3. And then they diverged

Of course, Olidammara isn’t all Cynic. Cynics rejected wealth and luxury altogether and snubbed everything not necessary for survival, in the name of (basically) independence. The Laughing Rogue, on the contrary, wants you to grab all the finer things in life with both hands, and have a good time.

“The kernel of Olidammara’s philosophy is that life should be enjoyed, for a life of misery and boredom is a life wasted. Mortals should laugh, enjoy the company of friends and the playing of music, taste good food, and drink good wine. Although he is not a hedonist and doesn’t believe that mortals should be, he knows that a lifetime of meat, fruit, wine, and song is better than a a life of bread, water, and silence (unsurprisingly he has no ascetic or monk worshippers). His faithful should treat music as the art it is and strive to be as skilled at it as their patron. People should make jokes and laugh when the joke is on them, and try to avoid misery, temperance, and solemnity, for they are the greatest poison to the soul. He encourages people to practice occasional mayhem not for its own sake but to add excitement to boring lives and rattle the self-built cages of materialists.”

And, to return full circle to Hecate’s supper, Olidammara is something more than that. He discovered a source of fulfillment, joy, and bliss that all the squabbling philosophers in the time of Diogenes somehow failed to grasp. That shifty thieving scoundrel is sharing.

Olidammara’s Aphorism: “What is good alone is better with others. Any pleasurable thing is greater when you can share it with someone else.
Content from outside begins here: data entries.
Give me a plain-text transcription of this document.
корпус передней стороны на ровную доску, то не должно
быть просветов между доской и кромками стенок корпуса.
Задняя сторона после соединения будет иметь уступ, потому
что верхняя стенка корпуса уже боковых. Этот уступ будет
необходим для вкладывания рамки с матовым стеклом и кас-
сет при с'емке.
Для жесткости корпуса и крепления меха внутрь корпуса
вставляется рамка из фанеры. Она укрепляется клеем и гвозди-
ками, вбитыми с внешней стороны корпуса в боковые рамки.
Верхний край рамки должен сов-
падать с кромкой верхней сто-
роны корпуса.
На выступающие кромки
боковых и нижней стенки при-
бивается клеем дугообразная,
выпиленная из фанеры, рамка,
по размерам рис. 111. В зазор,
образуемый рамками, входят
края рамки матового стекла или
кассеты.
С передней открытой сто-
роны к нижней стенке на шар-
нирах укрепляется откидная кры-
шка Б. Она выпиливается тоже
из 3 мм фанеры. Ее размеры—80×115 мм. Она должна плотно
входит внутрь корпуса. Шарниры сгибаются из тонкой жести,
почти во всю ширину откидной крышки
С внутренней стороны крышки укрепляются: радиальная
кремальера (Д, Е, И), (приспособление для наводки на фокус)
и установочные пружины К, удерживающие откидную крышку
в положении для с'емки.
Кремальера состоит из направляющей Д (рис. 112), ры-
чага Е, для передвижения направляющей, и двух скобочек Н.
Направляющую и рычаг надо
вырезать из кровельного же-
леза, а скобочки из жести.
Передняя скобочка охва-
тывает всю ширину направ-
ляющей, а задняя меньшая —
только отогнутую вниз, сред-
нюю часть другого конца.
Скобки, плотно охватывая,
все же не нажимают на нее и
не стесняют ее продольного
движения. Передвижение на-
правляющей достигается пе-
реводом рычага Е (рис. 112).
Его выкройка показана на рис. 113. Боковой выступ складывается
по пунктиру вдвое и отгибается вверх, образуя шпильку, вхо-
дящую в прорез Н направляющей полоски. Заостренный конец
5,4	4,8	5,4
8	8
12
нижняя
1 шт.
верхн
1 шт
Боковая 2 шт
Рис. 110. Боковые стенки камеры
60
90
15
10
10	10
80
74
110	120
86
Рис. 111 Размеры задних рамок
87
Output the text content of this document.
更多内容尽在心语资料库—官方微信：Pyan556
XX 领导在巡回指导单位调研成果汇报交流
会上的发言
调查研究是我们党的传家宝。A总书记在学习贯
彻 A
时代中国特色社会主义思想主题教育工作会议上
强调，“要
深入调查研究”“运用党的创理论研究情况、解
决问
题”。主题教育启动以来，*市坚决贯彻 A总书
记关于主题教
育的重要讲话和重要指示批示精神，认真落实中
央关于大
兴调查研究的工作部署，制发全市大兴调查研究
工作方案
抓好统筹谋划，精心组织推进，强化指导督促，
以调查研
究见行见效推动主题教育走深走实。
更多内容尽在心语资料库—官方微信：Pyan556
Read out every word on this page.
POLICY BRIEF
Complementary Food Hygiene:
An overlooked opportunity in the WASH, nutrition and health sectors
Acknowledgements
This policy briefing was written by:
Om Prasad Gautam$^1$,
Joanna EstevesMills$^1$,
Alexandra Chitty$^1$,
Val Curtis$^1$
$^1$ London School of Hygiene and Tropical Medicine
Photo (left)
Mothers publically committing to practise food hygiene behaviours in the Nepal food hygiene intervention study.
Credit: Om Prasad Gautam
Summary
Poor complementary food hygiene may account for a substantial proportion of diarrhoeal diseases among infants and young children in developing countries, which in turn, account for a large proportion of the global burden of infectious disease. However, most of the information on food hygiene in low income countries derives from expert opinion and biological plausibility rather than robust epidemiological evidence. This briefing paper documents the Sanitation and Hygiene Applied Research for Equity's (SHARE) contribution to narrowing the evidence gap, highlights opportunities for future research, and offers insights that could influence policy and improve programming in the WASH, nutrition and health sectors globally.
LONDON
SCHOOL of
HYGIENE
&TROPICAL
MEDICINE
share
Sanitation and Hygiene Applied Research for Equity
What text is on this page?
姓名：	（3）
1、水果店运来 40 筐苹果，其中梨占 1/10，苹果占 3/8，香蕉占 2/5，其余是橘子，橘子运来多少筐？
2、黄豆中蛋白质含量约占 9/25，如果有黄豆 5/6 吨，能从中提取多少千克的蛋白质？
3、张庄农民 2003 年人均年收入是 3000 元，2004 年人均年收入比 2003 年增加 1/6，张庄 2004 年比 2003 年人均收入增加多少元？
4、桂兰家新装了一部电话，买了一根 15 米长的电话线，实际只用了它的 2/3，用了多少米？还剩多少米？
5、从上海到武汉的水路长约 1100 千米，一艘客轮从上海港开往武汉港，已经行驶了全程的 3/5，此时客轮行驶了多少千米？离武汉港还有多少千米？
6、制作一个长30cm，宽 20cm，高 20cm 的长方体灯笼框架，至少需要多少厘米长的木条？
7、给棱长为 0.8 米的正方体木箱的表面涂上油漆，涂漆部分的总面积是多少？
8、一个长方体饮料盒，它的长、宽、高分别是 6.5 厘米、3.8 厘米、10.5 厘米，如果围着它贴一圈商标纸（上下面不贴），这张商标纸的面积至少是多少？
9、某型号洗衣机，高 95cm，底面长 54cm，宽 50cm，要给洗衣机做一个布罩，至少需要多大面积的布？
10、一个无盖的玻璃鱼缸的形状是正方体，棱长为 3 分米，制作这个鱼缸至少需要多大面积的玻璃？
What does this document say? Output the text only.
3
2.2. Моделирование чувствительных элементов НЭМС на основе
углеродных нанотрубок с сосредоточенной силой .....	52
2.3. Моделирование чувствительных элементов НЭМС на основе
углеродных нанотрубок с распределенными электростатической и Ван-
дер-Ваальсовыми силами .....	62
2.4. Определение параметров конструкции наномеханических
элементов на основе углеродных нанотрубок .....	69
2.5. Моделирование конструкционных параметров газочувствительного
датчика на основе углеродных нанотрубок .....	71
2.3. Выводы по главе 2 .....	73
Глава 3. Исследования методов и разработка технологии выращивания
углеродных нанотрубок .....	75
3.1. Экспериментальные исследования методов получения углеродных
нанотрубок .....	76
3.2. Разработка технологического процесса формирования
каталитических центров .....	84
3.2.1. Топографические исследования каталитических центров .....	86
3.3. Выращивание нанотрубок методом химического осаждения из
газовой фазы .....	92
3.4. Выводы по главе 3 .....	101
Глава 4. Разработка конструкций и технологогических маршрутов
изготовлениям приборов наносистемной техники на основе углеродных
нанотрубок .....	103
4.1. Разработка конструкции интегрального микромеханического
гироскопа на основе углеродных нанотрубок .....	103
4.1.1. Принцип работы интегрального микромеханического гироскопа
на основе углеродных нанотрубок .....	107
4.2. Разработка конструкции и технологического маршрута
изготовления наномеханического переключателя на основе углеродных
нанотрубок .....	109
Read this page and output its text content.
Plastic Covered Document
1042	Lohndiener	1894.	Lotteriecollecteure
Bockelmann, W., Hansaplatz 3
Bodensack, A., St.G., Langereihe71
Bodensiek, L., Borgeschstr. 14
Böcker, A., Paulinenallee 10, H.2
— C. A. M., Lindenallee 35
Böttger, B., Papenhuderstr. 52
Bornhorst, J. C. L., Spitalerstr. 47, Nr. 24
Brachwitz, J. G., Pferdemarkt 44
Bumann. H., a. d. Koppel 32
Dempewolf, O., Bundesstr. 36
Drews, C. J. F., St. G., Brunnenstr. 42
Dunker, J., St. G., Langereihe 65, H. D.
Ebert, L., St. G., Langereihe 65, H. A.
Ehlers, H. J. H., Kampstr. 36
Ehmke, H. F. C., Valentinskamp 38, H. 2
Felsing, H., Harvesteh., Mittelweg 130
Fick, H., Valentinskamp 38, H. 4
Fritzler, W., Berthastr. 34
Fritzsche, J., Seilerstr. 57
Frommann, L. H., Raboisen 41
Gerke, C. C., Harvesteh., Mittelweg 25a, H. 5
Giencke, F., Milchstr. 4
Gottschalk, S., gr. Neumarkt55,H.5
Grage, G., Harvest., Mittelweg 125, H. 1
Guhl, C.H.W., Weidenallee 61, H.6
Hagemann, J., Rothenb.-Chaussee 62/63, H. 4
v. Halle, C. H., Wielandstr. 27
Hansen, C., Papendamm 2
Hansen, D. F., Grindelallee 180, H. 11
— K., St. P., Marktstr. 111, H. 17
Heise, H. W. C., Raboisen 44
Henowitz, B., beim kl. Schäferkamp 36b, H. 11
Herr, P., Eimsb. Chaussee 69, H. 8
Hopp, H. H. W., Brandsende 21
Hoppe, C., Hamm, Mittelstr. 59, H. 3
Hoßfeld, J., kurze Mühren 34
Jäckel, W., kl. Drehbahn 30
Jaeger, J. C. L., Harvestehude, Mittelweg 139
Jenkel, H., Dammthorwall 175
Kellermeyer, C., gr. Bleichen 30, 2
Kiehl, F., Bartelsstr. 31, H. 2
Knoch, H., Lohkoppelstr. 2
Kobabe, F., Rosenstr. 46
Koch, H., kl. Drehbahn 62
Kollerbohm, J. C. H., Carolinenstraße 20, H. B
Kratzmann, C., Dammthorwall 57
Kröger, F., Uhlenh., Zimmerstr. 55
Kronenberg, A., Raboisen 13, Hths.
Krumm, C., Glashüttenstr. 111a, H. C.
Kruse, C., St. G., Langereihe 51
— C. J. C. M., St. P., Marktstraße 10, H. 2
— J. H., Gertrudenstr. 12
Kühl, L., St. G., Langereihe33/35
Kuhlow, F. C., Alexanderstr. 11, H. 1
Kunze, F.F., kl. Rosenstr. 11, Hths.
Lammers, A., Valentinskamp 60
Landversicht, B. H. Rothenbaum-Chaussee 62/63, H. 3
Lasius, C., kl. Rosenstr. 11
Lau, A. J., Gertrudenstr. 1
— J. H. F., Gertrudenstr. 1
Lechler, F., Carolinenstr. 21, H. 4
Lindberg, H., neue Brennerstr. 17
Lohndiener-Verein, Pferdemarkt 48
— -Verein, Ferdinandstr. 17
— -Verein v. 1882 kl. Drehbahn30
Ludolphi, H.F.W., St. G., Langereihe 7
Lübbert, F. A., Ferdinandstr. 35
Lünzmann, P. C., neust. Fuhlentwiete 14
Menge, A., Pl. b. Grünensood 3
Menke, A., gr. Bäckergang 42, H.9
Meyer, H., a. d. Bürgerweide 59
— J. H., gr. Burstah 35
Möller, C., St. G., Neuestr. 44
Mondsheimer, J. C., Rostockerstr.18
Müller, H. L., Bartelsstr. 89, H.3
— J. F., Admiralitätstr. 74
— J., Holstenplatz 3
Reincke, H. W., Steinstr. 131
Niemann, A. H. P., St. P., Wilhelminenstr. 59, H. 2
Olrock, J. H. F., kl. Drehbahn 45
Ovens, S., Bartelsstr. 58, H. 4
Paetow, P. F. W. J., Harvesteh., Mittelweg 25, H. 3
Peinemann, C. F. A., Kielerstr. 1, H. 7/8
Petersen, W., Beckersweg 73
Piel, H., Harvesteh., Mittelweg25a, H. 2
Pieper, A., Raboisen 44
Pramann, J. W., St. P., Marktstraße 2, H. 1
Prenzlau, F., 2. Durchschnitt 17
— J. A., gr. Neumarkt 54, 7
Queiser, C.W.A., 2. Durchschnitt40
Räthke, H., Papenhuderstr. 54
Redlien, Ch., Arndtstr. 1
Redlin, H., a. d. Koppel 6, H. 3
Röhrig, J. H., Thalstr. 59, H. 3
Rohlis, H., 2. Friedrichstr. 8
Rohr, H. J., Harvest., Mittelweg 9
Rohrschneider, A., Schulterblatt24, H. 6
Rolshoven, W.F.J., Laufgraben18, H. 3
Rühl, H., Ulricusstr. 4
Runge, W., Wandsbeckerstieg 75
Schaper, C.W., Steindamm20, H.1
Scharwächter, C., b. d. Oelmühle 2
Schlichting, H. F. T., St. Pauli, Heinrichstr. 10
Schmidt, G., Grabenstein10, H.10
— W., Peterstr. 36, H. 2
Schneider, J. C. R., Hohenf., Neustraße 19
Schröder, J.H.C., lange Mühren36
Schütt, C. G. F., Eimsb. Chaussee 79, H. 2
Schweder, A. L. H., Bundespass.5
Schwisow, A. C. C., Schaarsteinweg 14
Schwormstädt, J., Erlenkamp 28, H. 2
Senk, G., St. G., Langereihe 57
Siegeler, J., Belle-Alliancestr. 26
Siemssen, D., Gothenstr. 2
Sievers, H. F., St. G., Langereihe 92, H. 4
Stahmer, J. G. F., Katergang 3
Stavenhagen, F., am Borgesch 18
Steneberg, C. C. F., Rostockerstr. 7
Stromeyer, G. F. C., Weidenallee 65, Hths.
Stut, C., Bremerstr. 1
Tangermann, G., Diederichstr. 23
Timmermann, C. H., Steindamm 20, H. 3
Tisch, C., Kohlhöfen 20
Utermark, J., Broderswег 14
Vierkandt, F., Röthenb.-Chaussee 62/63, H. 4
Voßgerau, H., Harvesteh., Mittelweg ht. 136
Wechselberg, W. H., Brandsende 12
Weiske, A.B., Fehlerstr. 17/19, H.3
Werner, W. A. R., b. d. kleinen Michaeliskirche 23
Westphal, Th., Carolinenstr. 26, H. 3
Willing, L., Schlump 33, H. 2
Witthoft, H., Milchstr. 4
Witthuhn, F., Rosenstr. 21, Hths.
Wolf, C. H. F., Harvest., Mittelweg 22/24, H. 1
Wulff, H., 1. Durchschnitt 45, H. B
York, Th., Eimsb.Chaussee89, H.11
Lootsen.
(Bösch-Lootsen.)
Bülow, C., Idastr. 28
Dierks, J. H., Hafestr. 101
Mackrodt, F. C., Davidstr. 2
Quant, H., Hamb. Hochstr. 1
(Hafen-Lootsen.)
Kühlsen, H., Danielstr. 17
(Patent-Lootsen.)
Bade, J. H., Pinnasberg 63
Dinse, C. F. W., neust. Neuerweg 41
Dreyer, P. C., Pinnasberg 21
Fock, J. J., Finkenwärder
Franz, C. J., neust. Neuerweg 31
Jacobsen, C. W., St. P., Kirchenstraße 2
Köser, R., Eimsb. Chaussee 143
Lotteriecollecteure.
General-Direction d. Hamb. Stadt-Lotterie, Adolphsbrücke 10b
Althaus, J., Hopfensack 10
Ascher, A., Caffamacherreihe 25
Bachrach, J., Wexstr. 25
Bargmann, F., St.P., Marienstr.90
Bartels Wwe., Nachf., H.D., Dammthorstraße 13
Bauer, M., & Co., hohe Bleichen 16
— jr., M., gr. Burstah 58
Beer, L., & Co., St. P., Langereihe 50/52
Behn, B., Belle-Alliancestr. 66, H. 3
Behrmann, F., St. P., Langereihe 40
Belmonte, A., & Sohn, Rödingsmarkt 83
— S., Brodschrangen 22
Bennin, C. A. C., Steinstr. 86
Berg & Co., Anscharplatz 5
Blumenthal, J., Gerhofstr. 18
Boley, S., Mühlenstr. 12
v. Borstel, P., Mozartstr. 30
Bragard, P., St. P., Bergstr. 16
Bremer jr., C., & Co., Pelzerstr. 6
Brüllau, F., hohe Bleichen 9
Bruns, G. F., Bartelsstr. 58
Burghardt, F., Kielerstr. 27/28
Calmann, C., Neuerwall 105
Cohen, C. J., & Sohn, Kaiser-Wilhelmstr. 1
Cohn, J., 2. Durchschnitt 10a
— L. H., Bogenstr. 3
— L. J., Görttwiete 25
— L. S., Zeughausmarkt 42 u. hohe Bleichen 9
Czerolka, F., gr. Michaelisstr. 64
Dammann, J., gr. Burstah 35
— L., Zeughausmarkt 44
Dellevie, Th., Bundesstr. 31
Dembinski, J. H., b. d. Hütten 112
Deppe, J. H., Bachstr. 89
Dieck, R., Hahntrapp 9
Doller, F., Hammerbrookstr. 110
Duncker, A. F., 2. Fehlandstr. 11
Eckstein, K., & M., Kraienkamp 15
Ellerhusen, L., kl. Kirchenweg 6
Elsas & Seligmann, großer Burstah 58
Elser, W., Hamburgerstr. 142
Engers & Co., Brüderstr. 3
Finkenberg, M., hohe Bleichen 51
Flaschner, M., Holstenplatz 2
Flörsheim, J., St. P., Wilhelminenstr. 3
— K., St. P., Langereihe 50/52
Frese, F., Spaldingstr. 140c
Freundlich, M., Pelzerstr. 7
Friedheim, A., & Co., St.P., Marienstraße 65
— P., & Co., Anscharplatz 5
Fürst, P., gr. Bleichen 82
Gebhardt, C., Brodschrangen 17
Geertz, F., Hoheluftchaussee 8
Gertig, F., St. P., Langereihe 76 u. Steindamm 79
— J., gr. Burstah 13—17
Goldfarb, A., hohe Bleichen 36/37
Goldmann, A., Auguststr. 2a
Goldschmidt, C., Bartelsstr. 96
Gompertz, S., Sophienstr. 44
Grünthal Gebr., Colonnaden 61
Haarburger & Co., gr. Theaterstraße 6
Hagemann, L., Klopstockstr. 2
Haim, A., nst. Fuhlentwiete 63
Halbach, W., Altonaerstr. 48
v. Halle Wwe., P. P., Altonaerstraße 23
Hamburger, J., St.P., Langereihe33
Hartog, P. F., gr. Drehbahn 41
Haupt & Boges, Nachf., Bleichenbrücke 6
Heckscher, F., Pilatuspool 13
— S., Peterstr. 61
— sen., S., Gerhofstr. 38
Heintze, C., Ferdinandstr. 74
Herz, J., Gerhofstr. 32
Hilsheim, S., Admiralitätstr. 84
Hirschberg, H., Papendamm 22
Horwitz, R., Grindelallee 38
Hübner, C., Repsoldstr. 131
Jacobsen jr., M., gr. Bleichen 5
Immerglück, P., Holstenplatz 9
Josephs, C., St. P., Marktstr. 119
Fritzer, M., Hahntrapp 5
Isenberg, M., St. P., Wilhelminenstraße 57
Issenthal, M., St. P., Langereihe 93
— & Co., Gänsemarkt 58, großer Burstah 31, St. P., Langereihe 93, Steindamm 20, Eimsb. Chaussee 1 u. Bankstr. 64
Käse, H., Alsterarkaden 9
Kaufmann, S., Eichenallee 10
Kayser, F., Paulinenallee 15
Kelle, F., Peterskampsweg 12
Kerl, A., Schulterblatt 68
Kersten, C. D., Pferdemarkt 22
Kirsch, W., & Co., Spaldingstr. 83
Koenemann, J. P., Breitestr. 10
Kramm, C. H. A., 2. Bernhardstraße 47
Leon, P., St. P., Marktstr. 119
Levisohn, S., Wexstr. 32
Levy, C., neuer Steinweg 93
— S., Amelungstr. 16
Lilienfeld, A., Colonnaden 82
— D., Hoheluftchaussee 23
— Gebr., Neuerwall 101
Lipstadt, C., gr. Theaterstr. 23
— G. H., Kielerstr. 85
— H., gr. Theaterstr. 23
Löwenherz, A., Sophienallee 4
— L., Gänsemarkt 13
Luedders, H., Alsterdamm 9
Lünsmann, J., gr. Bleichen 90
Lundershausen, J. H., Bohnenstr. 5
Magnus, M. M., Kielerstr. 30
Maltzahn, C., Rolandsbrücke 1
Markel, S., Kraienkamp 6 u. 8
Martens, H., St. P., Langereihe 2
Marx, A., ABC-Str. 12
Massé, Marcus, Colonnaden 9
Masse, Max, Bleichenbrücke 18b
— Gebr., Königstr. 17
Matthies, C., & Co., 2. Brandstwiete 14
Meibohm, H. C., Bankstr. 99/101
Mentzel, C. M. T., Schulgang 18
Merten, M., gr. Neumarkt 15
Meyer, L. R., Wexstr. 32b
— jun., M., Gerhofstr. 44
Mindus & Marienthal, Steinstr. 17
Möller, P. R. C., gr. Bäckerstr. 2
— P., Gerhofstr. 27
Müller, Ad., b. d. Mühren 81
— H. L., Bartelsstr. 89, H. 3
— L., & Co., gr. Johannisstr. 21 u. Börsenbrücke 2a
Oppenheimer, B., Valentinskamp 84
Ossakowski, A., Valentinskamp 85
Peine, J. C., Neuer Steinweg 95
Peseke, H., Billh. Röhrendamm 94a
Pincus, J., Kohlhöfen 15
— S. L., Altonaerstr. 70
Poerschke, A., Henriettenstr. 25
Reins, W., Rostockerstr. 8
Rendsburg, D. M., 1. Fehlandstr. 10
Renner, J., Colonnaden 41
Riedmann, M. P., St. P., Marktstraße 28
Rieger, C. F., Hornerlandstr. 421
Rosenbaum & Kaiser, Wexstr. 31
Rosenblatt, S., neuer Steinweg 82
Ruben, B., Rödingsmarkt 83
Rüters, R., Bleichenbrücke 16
A fine wine is sweeter when raised in toast to a friend. A romantic song is stronger as a duet. A good meal is more savory when shared with a hungry man. A memory is richer when reminiscing with someone who was there.”

And you know what? I’ll drink to that.

Illustration by Andrew Hu (Dragon #342)

[All excerpts about the Laughing Rogue are from the article “Core Beliefs: Olidammara” by Sean K. Reynolds (Dragon #342, 2006). All excerpts of Dialogues of the Dead are from The Works of Lucian of Samosata, transl. Henry Watson Fowler and Francis George Fowler (1905).]